As the field of hospital medicine grows, some hospitalists are gravitating toward subspecialty services. In recent years we’ve witnessed a proliferation of ‘ists’: There are now surgicalists, laborists, psychiatric hospitalists—even hepa-hospitalists.
The numbers of “hyphenate hospitalists” are not tracked by SHM, but the subspecialization trend highlights raises questions about hospital medicine’s evolution. Among the issues:
- What does this growth of hospitalist subspecialists foreshadow about the strength of the hospitalist movement?
- Does subspecialization always convey positive changes for the hospitalist?
- Do physicians risk trade-offs when their hospital medicine practices are rooted solely in one subspecialty?
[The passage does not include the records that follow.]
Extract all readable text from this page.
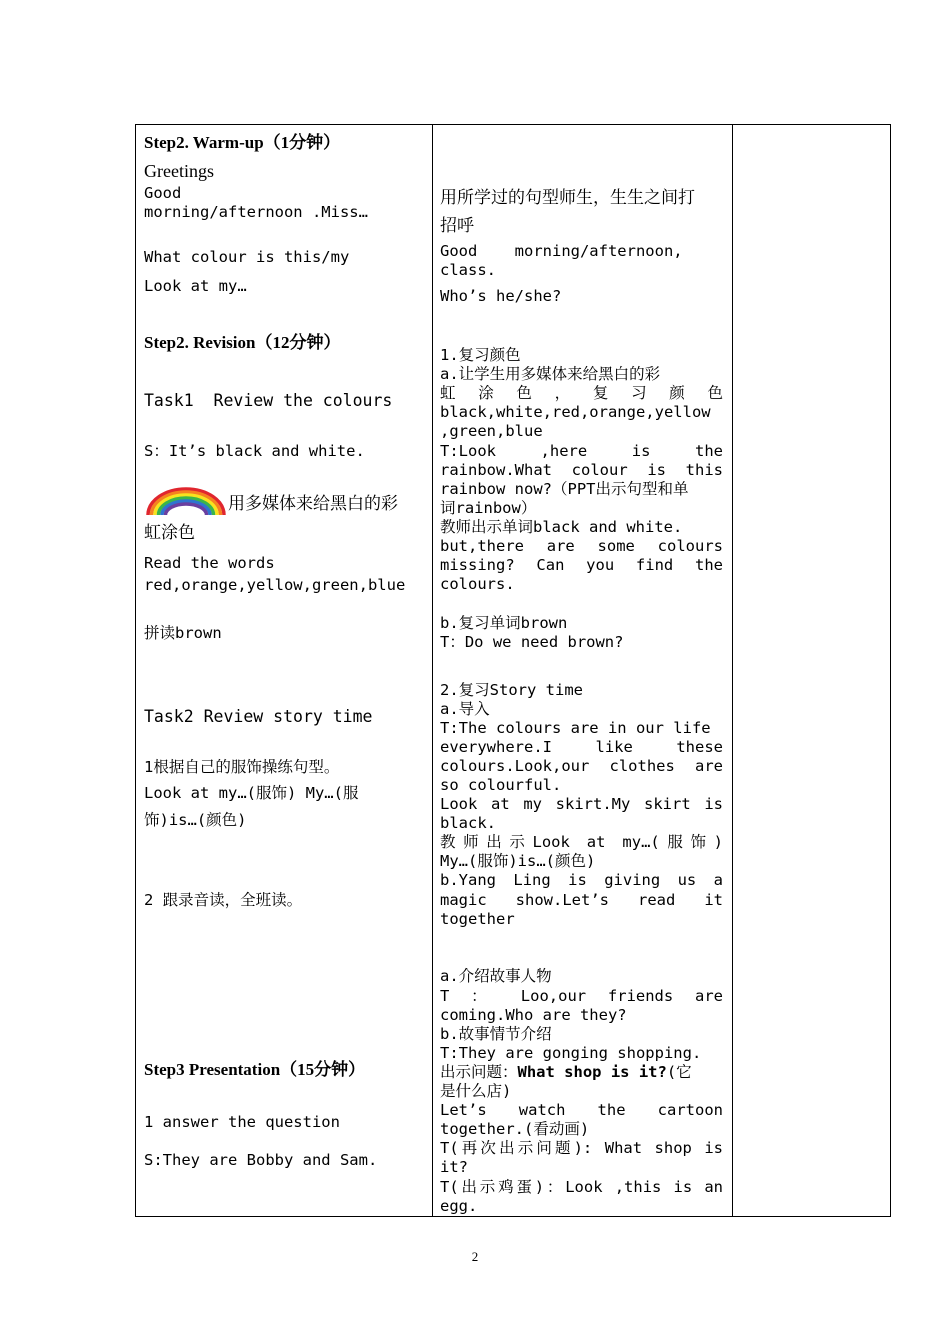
Step2. Warm-up（1分钟）
Greetings
Good
morning/afternoon .Miss…
What colour is this/my
Look at my…
Step2. Revision（12分钟）
Task1  Review the colours
S：It’s black and white.
用多媒体来给黑白的彩
虹涂色
Read the words
red,orange,yellow,green,blue
拼读brown
Task2 Review story time
1根据自己的服饰操练句型。
Look at my…(服饰) My…(服
饰)is…(颜色)
2 跟录音读，全班读。
Step3 Presentation（15分钟）
1 answer the question
S:They are Bobby and Sam.
用所学过的句型师生，生生之间打
招呼
Good    morning/afternoon,
class.
Who’s he/she?
1.复习颜色
a.让学生用多媒体来给黑白的彩
虹 涂 色 ， 复 习 颜 色
black,white,red,orange,yellow
,green,blue
T:Look ,here is the
rainbow.What colour is this
rainbow now?（PPT出示句型和单
词rainbow）
教师出示单词black and white.
but,there are some colours
missing? Can you find the
colours.
b.复习单词brown
T：Do we need brown?
2.复习Story time
a.导入
T:The colours are in our life
everywhere.I like these
colours.Look,our clothes are
so colourful.
Look at my skirt.My skirt is
black.
教师出示Look at my…(服饰)
My…(服饰)is…(颜色)
b.Yang Ling is giving us a
magic show.Let’s read it
together
a.介绍故事人物
T ： Loo,our friends are
coming.Who are they?
b.故事情节介绍
T:They are gonging shopping.
出示问题：What shop is it?(它
是什么店)
Let’s watch the cartoon
together.(看动画)
T(再次出示问题): What shop is
it?
T(出示鸡蛋)：Look ,this is an
egg.
2
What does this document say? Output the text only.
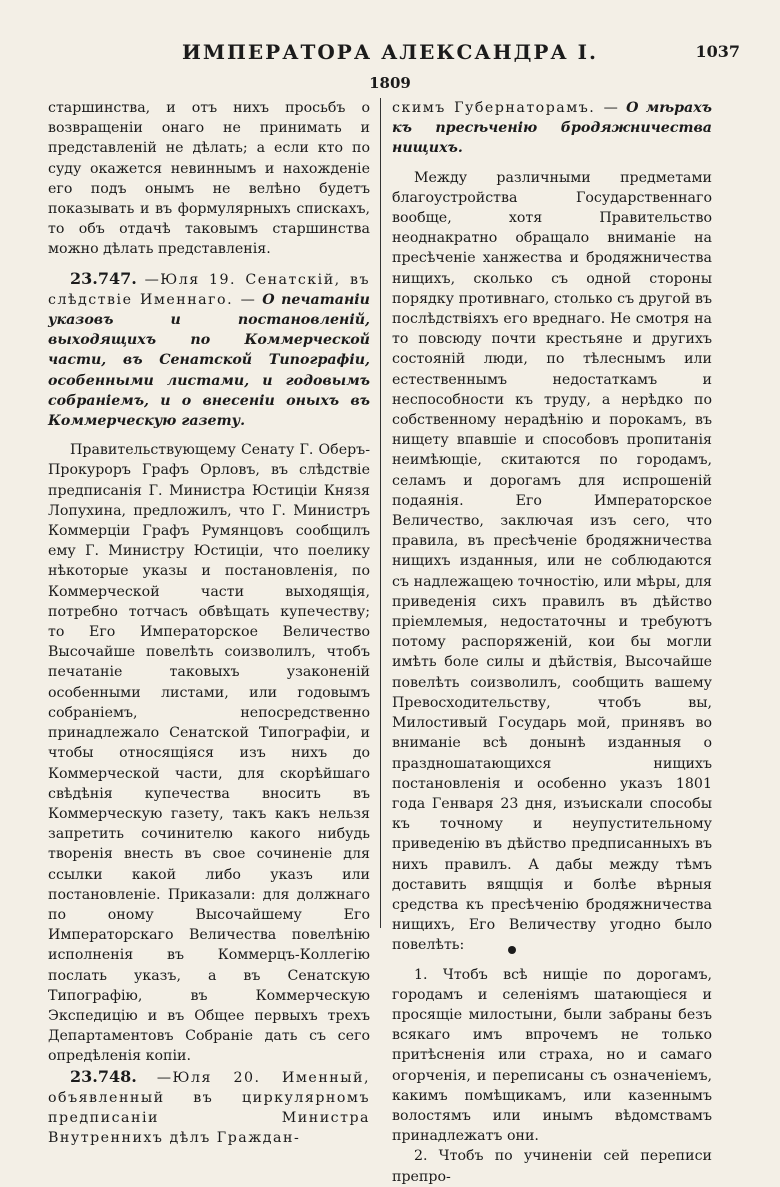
ИМПЕРАТОРА АЛЕКСАНДРА I.	1037
1809

старшинства, и отъ нихъ просьбъ о возвращеніи онаго не принимать и представленій не дѣлать; а если кто по суду окажется невиннымъ и нахожденіе его подъ онымъ не велѣно будетъ показывать и въ формулярныхъ спискахъ, то объ отдачѣ таковымъ старшинства можно дѣлать представленія.

23.747. —Юля 19. Сенатскій, въ слѣдствіе Именнаго. — О печатаніи указовъ и постановленій, выходящихъ по Коммерческой части, въ Сенатской Типографіи, особенными листами, и годовымъ собраніемъ, и о внесеніи оныхъ въ Коммерческую газету.

Правительствующему Сенату Г. Оберъ-Прокуроръ Графъ Орловъ, въ слѣдствіе предписанія Г. Министра Юстиціи Князя Лопухина, предложилъ, что Г. Министръ Коммерціи Графъ Румянцовъ сообщилъ ему Г. Министру Юстиціи, что поелику нѣкоторые указы и постановленія, по Коммерческой части выходящія, потребно тотчасъ обвѣщать купечеству; то Его Императорское Величество Высочайше повелѣть соизволилъ, чтобъ печатаніе таковыхъ узаконеній особенными листами, или годовымъ собраніемъ, непосредственно принадлежало Сенатской Типографіи, и чтобы относящіяся изъ нихъ до Коммерческой части, для скорѣйшаго свѣдѣнія купечества вносить въ Коммерческую газету, такъ какъ нельзя запретить сочинителю какого нибудь творенія внесть въ свое сочиненіе для ссылки какой либо указъ или постановленіе. Приказали: для должнаго по оному Высочайшему Его Императорскаго Величества повелѣнію исполненія въ Коммерцъ-Коллегію послать указъ, а въ Сенатскую Типографію, въ Коммерческую Экспедицію и въ Общее первыхъ трехъ Департаментовъ Собраніе дать съ сего опредѣленія копіи.

23.748. —Юля 20. Именный, объявленный въ циркулярномъ предписаніи Министра Внутреннихъ дѣлъ Граждан-

скимъ Губернаторамъ. — О мѣрахъ къ пресѣченію бродяжничества нищихъ.

Между различными предметами благоустройства Государственнаго вообще, хотя Правительство неоднакратно обращало вниманіе на пресѣченіе ханжества и бродяжничества нищихъ, сколько съ одной стороны порядку противнаго, столько съ другой въ послѣдствіяхъ его вреднаго. Не смотря на то повсюду почти крестьяне и другихъ состояній люди, по тѣлеснымъ или естественнымъ недостаткамъ и неспособности къ труду, а нерѣдко по собственному нерадѣнію и порокамъ, въ нищету впавшіе и способовъ пропитанія неимѣющіе, скитаются по городамъ, селамъ и дорогамъ для испрошеній подаянія. Его Императорское Величество, заключая изъ сего, что правила, въ пресѣченіе бродяжничества нищихъ изданныя, или не соблюдаются съ надлежащею точностію, или мѣры, для приведенія сихъ правилъ въ дѣйство пріемлемыя, недостаточны и требуютъ потому распоряженій, кои бы могли имѣть боле силы и дѣйствія, Высочайше повелѣть соизволилъ, сообщить вашему Превосходительству, чтобъ вы, Милостивый Государь мой, принявъ во вниманіе всѣ донынѣ изданныя о праздношатающихся нищихъ постановленія и особенно указъ 1801 года Генваря 23 дня, изъискали способы къ точному и неупустительному приведенію въ дѣйство предписанныхъ въ нихъ правилъ. А дабы между тѣмъ доставить вящщія и болѣе вѣрныя средства къ пресѣченію бродяжничества нищихъ, Его Величеству угодно было повелѣть:

1. Чтобъ всѣ нищіе по дорогамъ, городамъ и селеніямъ шатающіеся и просящіе милостыни, были забраны безъ всякаго имъ впрочемъ не только притѣсненія или страха, но и самаго огорченія, и переписаны съ означеніемъ, какимъ помѣщикамъ, или казеннымъ волостямъ или инымъ вѣдомствамъ принадлежатъ они.

2. Чтобъ по учиненіи сей переписи препро-
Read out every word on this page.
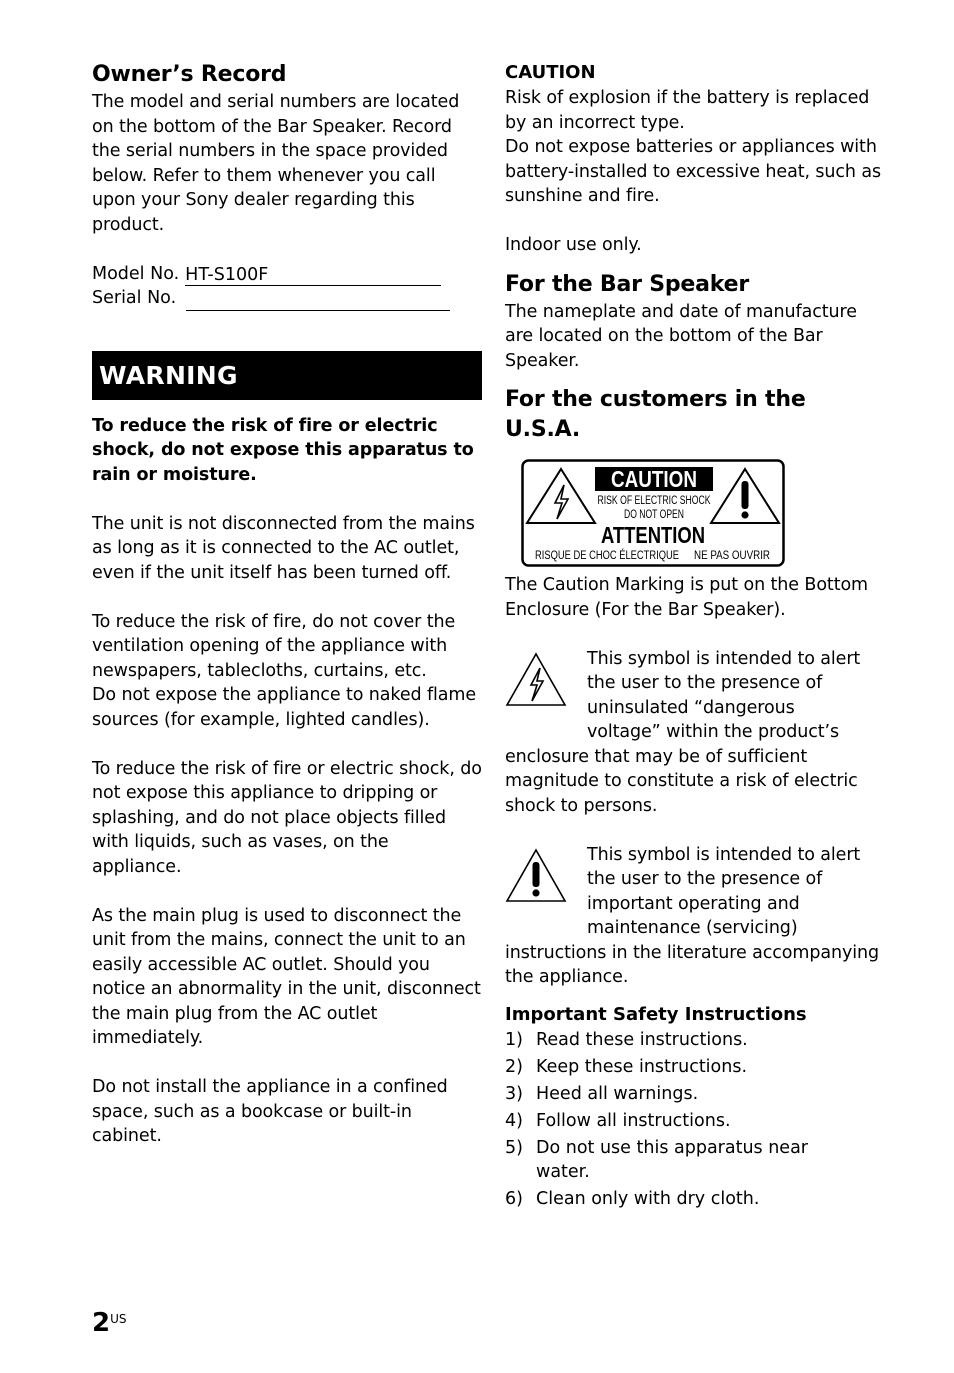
Owner’s Record

The model and serial numbers are located on the bottom of the Bar Speaker. Record the serial numbers in the space provided below. Refer to them whenever you call upon your Sony dealer regarding this product.

Model No. HT-S100F
Serial No.
WARNING

To reduce the risk of fire or electric shock, do not expose this apparatus to rain or moisture.

The unit is not disconnected from the mains as long as it is connected to the AC outlet, even if the unit itself has been turned off.

To reduce the risk of fire, do not cover the ventilation opening of the appliance with newspapers, tablecloths, curtains, etc.

Do not expose the appliance to naked flame sources (for example, lighted candles).

To reduce the risk of fire or electric shock, do not expose this appliance to dripping or splashing, and do not place objects filled with liquids, such as vases, on the appliance.

As the main plug is used to disconnect the unit from the mains, connect the unit to an easily accessible AC outlet. Should you notice an abnormality in the unit, disconnect the main plug from the AC outlet immediately.

Do not install the appliance in a confined space, such as a bookcase or built-in cabinet.

CAUTION

Risk of explosion if the battery is replaced by an incorrect type.

Do not expose batteries or appliances with battery-installed to excessive heat, such as sunshine and fire.

Indoor use only.

For the Bar Speaker

The nameplate and date of manufacture are located on the bottom of the Bar Speaker.

For the customers in the U.S.A.
CAUTION
RISK OF ELECTRIC SHOCK
DO NOT OPEN
ATTENTION
RISQUE DE CHOC ÉLECTRIQUE
NE PAS OUVRIR

The Caution Marking is put on the Bottom Enclosure (For the Bar Speaker).

This symbol is intended to alert

the user to the presence of

uninsulated “dangerous

voltage” within the product’s

enclosure that may be of sufficient magnitude to constitute a risk of electric shock to persons.

This symbol is intended to alert

the user to the presence of

important operating and

maintenance (servicing)

instructions in the literature accompanying the appliance.

Important Safety Instructions
1) Read these instructions.
2) Keep these instructions.
3) Heed all warnings.
4) Follow all instructions.
5) Do not use this apparatus near water.
6) Clean only with dry cloth.
$2^{US}$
- What about retaining the opportunity to see and treat a variety of patients and conditions—presumably one of the initial attractions of a career in internal medicine and family medicine?
The founder of hospital medicine, a noted pediatric hospitalist, the chair of the SHM’s membership committee, and a former hepa-hospitalist recently shared their experiences and views on these issues.
Success Spreads
Hospital medicine pioneer Robert M. Wachter, MD, has observed at his and other hospitals the increasing dependence on hospitalists’ services.
“Hospitalists have traditionally done more than just take care of medical patients,” says Dr. Wachter, professor and chief of the division of hospital medicine, associate chairman, department of medicine, chief of the medical service at the University of California San Francisco (UCSF), and author of the upcoming blog “Wachter’s World.” “They’ve always done medical consultations and helped to take care of sick patients with surgical, gynecological, and psychiatric issues.” But now, he says, “The demand for hospitalist services is almost limitless.”
At UCSF, he reports, hospitalists now manage the medical problems of patients on the complex heart failure service, the bone marrow transplant service, and the neurosurgical and orthopedic services. Dr. Wachter views the trend of using hospitalists in a variety of subspecialty services as “one of the most exciting developments for the field—it is taking the field to a whole new level of importance and growth.” That’s because it signals recognition that the concept of hospital medicine has value “for virtually every patient sick enough to be in the building,” he says.
Ambiguity of Terms
Not only are hospitalists increasingly present in subspecialty services, but some specialist services are reorganizing according to the hospitalist model. This may create complexities regarding hospital medicine’s core identity, according to Dr. Wachter.
For instance, at UCSF, there are generalist surgeons who have organized a hospitalist service, providing on-call responsiveness, triage for specialized surgical problems, and a breadth of care and coordination typical of the hospital medicine model. Separately, there are also internal medicine hospitalists who serve on the surgery service. “I think there is going to be some ambiguity about roles until we clean up the language,” remarks Dr. Wachter. For instance: “Is the hospitalist on the surgery service still a generalist who takes on the role of subspecialist by caring for a more specialized population? And, what do you call the specialist surgeon who takes on a more hospitalist role?”